1. A biomaterial composition for treating damaged biological tissue, comprising:

a plurality of particulate articles comprising a particulate extracellular matrix component comprising an extracellular matrix composition, said extracellular matrix composition comprising at least one decellularized extracellular matrix material, each of said plurality of particulate extracellular matrix components being encased in a biodegradable polymer composition comprising a biodegradable polymer, said biomaterial composition being configured to induce tissue regeneration and healing when delivered to wounded tissue.

2. The biomaterial composition of claim 1, wherein said extracellular matrix material comprises mammalian tissue selected from the group consisting of small intestine submucosa (SIS), stomach submucosa (SS), liver basement membrane (LBM) and urinary bladder submucosa (UBS).

3. The biomaterial composition of claim 1, wherein said biodegradable polymer is selected from the group consisting of polyglycolide (PGA), polylactide (PLA), poly ε-caprolactone, poly dioxanone, polylactide-co-glycolide, polyamide esters, polyalkalene esters, polyvinyl esters, polyvinyl alcohol, and polyanhydrides.

4. The biomaterial composition of claim 1, wherein said particulate articles further comprise a growth factor selected from the group consisting of transforming growth factor alpha (TGF-α), transforming growth factor beta (TGF-β), fibroblast growth factor-2 (FGF-2) and vascular epithelial growth factor (VEGF).

5. A method for treating damaged biological tissue, comprising:

identifying damaged tissue in a mammal;

providing a biomaterial composition comprising a plurality of particulate articles comprising a particulate extracellular matrix component, said particulate extracellular matrix component comprising an extracellular matrix composition comprising at least one decellularized extracellular matrix material, each of said plurality of particulate extracellular matrix components being encased in a biodegradable polymer composition comprising a biodegradable polymer;

administering said biomaterial composition to said damaged tissue, wherein said biomaterial composition induces regeneration and healing of said wounded tissue.
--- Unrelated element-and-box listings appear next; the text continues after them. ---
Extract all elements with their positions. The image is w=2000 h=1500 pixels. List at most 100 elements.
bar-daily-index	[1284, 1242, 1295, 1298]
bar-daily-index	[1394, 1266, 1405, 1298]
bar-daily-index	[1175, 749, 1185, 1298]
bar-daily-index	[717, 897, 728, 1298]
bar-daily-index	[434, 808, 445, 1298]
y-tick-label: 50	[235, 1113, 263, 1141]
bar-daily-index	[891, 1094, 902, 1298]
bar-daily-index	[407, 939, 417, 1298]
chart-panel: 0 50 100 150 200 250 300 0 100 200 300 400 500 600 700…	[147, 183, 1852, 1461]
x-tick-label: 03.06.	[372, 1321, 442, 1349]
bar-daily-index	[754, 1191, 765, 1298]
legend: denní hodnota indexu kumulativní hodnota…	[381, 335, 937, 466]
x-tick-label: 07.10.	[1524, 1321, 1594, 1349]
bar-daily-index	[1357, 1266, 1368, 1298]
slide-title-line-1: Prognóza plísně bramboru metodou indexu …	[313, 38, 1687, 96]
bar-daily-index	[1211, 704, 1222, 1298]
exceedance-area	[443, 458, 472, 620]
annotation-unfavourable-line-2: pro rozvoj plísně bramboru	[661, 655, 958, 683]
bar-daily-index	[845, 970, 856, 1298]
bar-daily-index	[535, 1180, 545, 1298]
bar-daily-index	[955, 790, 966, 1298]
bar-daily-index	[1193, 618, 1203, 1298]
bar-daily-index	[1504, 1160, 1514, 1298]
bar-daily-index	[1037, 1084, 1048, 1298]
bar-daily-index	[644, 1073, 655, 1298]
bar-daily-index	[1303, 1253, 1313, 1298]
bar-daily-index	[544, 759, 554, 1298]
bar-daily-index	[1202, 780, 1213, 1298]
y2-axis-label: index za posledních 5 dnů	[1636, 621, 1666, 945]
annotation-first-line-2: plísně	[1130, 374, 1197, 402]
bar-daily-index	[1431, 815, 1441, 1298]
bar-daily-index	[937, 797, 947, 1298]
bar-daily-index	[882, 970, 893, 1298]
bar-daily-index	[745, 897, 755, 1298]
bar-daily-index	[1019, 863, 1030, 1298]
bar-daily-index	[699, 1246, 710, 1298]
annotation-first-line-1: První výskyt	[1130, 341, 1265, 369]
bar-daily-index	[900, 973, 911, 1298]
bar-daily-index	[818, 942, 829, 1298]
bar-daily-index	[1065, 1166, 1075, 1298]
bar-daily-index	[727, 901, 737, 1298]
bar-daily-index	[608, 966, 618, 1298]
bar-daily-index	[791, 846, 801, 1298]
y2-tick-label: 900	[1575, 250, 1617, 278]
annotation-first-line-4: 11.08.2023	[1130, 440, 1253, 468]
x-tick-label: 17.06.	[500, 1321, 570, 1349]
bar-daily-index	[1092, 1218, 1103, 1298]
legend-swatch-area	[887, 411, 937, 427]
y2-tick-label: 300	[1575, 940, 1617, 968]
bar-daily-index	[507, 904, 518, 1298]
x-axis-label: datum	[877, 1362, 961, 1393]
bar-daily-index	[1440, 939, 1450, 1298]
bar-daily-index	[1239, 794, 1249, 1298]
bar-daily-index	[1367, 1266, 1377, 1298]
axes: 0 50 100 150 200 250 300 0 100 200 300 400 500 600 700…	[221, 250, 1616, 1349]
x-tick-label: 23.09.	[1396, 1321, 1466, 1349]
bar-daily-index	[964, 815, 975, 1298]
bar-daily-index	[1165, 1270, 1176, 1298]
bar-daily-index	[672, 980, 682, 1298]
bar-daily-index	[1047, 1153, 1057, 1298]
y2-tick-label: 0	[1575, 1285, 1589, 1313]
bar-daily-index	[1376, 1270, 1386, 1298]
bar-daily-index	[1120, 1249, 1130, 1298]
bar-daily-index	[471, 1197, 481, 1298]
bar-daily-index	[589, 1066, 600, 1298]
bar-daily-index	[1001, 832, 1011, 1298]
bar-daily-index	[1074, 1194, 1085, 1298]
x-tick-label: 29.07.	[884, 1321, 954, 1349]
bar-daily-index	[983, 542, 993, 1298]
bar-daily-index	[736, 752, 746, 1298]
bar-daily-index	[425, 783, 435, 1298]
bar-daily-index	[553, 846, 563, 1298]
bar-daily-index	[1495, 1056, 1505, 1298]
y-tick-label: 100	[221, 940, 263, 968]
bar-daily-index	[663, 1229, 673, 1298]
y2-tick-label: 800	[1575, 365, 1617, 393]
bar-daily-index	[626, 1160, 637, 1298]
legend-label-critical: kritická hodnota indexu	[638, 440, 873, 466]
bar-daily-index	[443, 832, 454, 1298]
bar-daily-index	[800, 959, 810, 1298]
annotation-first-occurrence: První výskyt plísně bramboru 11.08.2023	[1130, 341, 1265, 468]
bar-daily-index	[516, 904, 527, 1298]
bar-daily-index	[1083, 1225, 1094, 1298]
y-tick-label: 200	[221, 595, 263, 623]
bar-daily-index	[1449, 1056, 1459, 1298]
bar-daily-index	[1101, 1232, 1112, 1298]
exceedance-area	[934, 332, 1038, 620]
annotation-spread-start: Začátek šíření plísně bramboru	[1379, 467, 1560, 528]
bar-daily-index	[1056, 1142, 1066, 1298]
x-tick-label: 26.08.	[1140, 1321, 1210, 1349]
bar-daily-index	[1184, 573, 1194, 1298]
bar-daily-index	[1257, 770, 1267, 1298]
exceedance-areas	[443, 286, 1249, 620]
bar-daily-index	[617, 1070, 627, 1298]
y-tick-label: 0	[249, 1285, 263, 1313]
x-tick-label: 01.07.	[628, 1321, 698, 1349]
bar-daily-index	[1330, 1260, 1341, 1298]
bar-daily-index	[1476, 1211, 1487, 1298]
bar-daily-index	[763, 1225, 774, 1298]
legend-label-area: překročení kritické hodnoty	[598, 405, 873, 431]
6. The method of claim 1, wherein said extracellular matrix material comprises mammalian tissue selected from the group consisting of small intestine submucosa (SIS), stomach submucosa (SS), liver basement membrane (LBM) and urinary bladder submucosa (UBS).

7. The method of claim 1, wherein said biodegradable polymer is selected from the group consisting of polyglycolide (PGA), polylactide (PLA), poly ε-caprolactone, poly dioxanone, polylactide-co-glycolide, polyamide esters, polyalkalene esters, polyvinyl esters, polyvinyl alcohol, and polyanhydrides.

8. The method of claim 1, wherein said particulate articles further comprise a growth factor selected from the group consisting of transforming growth factor alpha (TGF-α), transforming growth factor beta (TGF-β), fibroblast growth factor-2 (FGF-2) and vascular epithelial growth factor (VEGF).